This book is a work of fiction.  My experience living in Bangkok was very different, and much happier, than Crystal’s.  And, thankfully, my husband is nothing like Brian.  But it was easy for me to imagine how Crystal’s experience could have happened.

I was not happy about leaving my job in Washington, DC when we moved to Thailand.  I had just co-authored a policy book about how some oil companies were hiding their profits to avoid U.S. taxes, and I would not be around to promote it.  But the Thailand office was an important move for my husband’s career, so I agreed.

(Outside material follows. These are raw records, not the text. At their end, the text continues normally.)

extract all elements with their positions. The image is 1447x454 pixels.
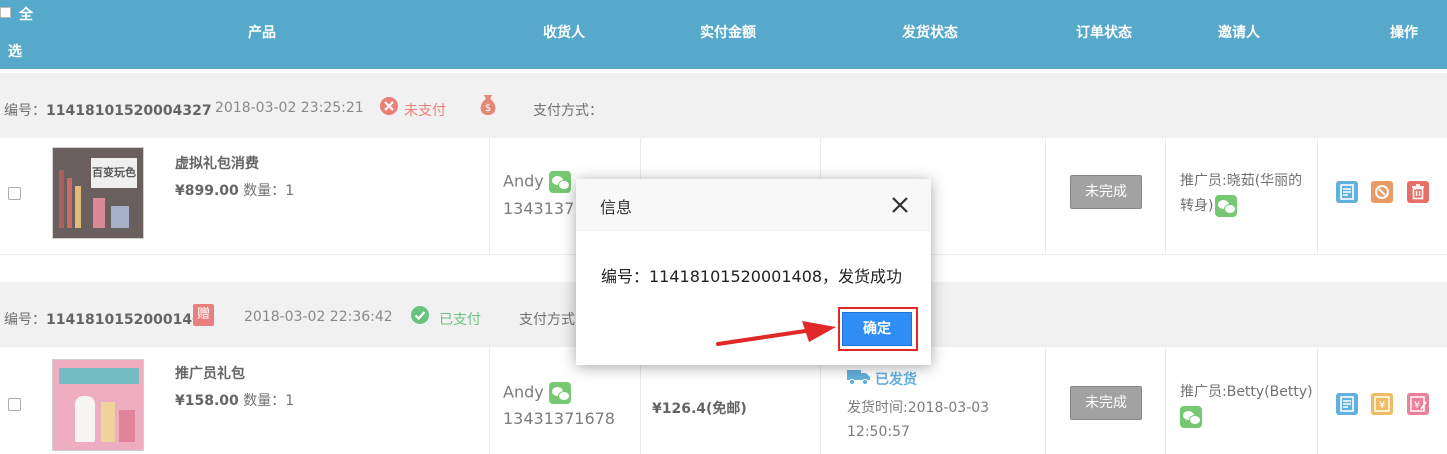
close-icon[interactable]	[889, 194, 911, 216]
dialog-message: 编号：11418101520001408，发货成功	[601, 267, 903, 286]
arrow-annotation	[716, 321, 836, 346]
dialog-title: 信息	[600, 198, 633, 217]
confirm-button[interactable]: 确定	[842, 312, 912, 346]
dialog-header: 信息	[576, 179, 931, 231]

We had many international friends in Washington, including some Thais who worked with my husband.  As it happened, some of them moved back to Thailand to participate in the newly elected democratic government around the same time we arrived.  That meant we didn’t live completely within the expat community, and felt much more comfortable in the country than we otherwise would.

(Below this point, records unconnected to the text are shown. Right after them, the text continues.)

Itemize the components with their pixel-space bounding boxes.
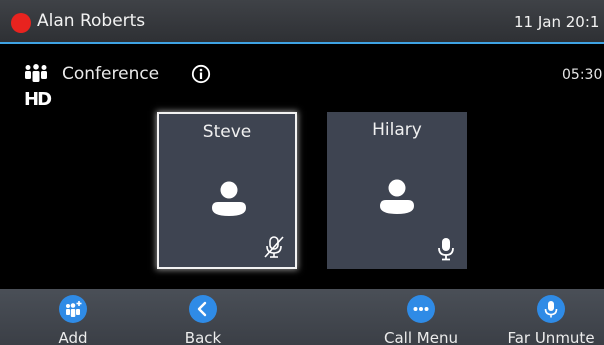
chevron-left-icon — [189, 295, 217, 323]
more-dots-icon — [407, 295, 435, 323]
add-button[interactable]: Add — [18, 289, 128, 345]
far-unmute-label: Far Unmute — [507, 329, 595, 345]
call-menu-button[interactable]: Call Menu — [366, 289, 476, 345]
mic-muted-icon — [264, 236, 284, 258]
date-time: 11 Jan 20:1 — [514, 13, 600, 31]
presence-status-icon — [11, 13, 31, 33]
avatar-icon — [212, 181, 246, 216]
call-title: Conference — [62, 64, 160, 84]
participant-name: Hilary — [372, 120, 422, 140]
add-participant-icon — [59, 295, 87, 323]
conference-icon — [25, 64, 47, 82]
participant-name: Steve — [202, 122, 252, 142]
user-name: Alan Roberts — [37, 11, 146, 31]
status-bar: Alan Roberts 11 Jan 20:1 — [0, 0, 604, 44]
mic-icon — [537, 295, 565, 323]
far-unmute-button[interactable]: Far Unmute — [496, 289, 604, 345]
participant-tile-steve[interactable]: Steve — [157, 112, 297, 269]
back-button[interactable]: Back — [148, 289, 258, 345]
call-menu-label: Call Menu — [384, 329, 458, 345]
mic-icon — [438, 238, 454, 261]
add-label: Add — [58, 329, 88, 345]
back-label: Back — [184, 329, 222, 345]
softkey-bar: Add Back Call Menu Far Unmute — [0, 289, 604, 345]
avatar-icon — [380, 179, 414, 214]
call-duration: 05:30 — [562, 67, 603, 83]
participant-tile-hilary[interactable]: Hilary — [327, 112, 467, 269]
info-icon[interactable] — [191, 64, 211, 84]
hd-icon: HD — [24, 89, 52, 110]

In addition, we are Jewish.  While Crystal couldn’t find any friendship group to which she could belong, the Jewish community of about 100 families welcomed us enthusiastically.  Just a couple weeks after we arrived, I was recruited to teach in the religious school.  Crystal’s experiences when she finally joined a church are in part transposed from my own.  The first time I attended a synagogue sisterhood meeting, I was given the job of visiting sick or hospitalized members.

Finally, my husband worked for an international organization with Americans, Europeans, and other Asians – quite different than Brian’s office.  We had plenty of people with whom to socialize.